Alors que certains évoquent la vente des actifs publics comme solution à la crise financière libanaise, des voix s’élèvent pour rappeler que cette option ne pourra être envisagée sans des réformes préalables profondes et structurantes. Avant toute cession, plusieurs étapes indispensables doivent être franchies pour restaurer la confiance et éviter une fuite en avant dramatique.
La première urgence est la restructuration complète de l’État et de ses ministères. Cela passe par l’élimination des excès de personnel, la rationalisation des dépenses et la réduction du coût de fonctionnement de la machine publique. Dans le même temps, il est impératif d’instaurer une justice indépendante, libérée de toute influence politique et bancaire, dotée de pouvoirs réels pour enquêter, poursuivre et juger les responsables de la crise financière. La Cour des comptes, aujourd’hui largement marginalisée, doit retrouver son autonomie et son droit d’action en justice contre toute entité publique ou privée.
Un audit complet de l’État, de la Banque du Liban et des banques privées est également indispensable pour établir la situation réelle des finances du pays. Ce diagnostic permettra d’engager une restructuration de la dette publique, en étalant les remboursements sur vingt ans à un taux faible, n’excédant pas le LIBOR. Parallèlement, le secteur bancaire devra être profondément assaini.

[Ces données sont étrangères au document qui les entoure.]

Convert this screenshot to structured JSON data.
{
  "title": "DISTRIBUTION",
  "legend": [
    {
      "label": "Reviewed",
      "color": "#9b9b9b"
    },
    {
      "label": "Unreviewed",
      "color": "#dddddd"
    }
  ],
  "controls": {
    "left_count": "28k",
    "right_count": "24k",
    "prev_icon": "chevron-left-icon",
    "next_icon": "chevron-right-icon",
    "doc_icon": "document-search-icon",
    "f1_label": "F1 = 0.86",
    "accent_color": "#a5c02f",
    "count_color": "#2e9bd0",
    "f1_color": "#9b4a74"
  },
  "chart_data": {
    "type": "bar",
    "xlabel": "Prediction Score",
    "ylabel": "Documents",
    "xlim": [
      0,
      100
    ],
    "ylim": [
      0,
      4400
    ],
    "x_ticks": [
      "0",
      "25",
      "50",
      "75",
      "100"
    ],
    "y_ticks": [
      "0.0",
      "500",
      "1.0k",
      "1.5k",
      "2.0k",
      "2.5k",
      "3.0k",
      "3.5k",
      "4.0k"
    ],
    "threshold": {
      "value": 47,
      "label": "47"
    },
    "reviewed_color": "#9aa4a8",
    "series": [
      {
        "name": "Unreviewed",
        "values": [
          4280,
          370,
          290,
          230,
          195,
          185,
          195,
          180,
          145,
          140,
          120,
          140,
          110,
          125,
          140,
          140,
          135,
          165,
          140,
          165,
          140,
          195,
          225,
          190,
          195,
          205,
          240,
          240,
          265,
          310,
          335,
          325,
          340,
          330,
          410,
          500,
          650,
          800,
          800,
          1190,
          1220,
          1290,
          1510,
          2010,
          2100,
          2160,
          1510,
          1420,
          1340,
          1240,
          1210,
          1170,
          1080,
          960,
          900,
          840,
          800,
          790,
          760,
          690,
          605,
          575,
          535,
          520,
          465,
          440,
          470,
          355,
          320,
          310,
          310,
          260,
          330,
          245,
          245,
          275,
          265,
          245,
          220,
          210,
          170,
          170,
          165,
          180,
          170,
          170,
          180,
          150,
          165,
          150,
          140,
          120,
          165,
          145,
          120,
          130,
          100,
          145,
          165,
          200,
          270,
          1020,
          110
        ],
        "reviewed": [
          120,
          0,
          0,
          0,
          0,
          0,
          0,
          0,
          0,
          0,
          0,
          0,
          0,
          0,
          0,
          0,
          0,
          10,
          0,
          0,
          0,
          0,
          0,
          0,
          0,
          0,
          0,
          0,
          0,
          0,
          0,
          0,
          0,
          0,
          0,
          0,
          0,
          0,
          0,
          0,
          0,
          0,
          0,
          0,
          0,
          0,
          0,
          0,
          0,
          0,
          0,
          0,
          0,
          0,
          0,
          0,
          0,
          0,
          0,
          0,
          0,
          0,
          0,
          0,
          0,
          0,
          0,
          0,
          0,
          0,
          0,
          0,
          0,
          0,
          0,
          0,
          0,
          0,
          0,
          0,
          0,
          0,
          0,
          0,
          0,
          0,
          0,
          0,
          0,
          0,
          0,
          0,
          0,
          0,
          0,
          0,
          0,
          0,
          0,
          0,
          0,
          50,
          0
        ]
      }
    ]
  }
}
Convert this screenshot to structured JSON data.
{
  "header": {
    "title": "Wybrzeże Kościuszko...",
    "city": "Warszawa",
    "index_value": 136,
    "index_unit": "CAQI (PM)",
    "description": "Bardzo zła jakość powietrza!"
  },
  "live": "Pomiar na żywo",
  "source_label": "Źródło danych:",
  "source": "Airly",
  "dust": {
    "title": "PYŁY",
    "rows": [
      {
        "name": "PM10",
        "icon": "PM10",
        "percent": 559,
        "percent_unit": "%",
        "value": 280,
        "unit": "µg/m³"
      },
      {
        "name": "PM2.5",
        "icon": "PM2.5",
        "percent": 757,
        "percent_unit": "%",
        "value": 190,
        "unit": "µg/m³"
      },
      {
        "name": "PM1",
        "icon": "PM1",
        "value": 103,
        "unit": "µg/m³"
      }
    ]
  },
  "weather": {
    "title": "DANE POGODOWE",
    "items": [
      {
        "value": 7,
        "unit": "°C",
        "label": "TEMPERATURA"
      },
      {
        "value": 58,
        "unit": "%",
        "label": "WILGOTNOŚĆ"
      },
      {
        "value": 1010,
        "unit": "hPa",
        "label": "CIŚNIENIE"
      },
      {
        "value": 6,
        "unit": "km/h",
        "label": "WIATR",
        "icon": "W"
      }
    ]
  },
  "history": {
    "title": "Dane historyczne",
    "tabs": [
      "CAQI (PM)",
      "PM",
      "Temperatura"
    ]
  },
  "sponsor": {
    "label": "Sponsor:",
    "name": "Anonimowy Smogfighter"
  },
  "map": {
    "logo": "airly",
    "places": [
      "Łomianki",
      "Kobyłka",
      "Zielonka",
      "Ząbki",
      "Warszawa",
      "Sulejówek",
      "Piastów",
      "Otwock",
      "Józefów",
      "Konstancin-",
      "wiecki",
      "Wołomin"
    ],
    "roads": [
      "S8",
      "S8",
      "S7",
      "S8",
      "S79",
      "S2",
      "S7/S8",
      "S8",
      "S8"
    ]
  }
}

Mais au-delà de ces mesures, une réforme institutionnelle clé s’impose : séparer définitivement la fonction de “Banque de l’État”, réservée aux ministères et institutions publiques, de celle de “Banque des banques”, chargée d’encadrer et de réguler les établissements privés. Une loi devra interdire strictement l’utilisation des dépôts bancaires pour financer l’État, mettant fin aux ingénieries financières désastreuses qui ont contribué à l’effondrement de la Banque Centrale et ruiné les déposants.
Autre réforme capitale : la mise en place obligatoire de “Segregated Accounts” dans toutes les banques libanaises. Inspiré du modèle américain, ce mécanisme protège la propriété des fonds des clients. Aux États-Unis, les sommes destinées aux Segregated Accounts transitent par un fonds fédéral avant d’être transférées au nom du client vers l’établissement choisi. En cas de faillite bancaire, ces comptes sont transférés vers une autre banque ou un broker dans un délai d’un mois, ou remboursés par décision judiciaire. Chaque relevé bancaire doit porter la mention « Seg », garantissant ainsi la séparation entre la propriété du compte et sa gestion administrative par la banque.
Ces réformes ne sont pas facultatives. Elles sont la condition sine qua non pour redonner au Liban une chance de se redresser sans brader son patrimoine public. Car les actifs de l’État, aussi précieux soient-ils, ne pèseront jamais face aux 70 à 80 milliards de dollars de pertes accumulées. La priorité aujourd’hui n’est pas de vendre, mais de reconstruire sur des bases saines.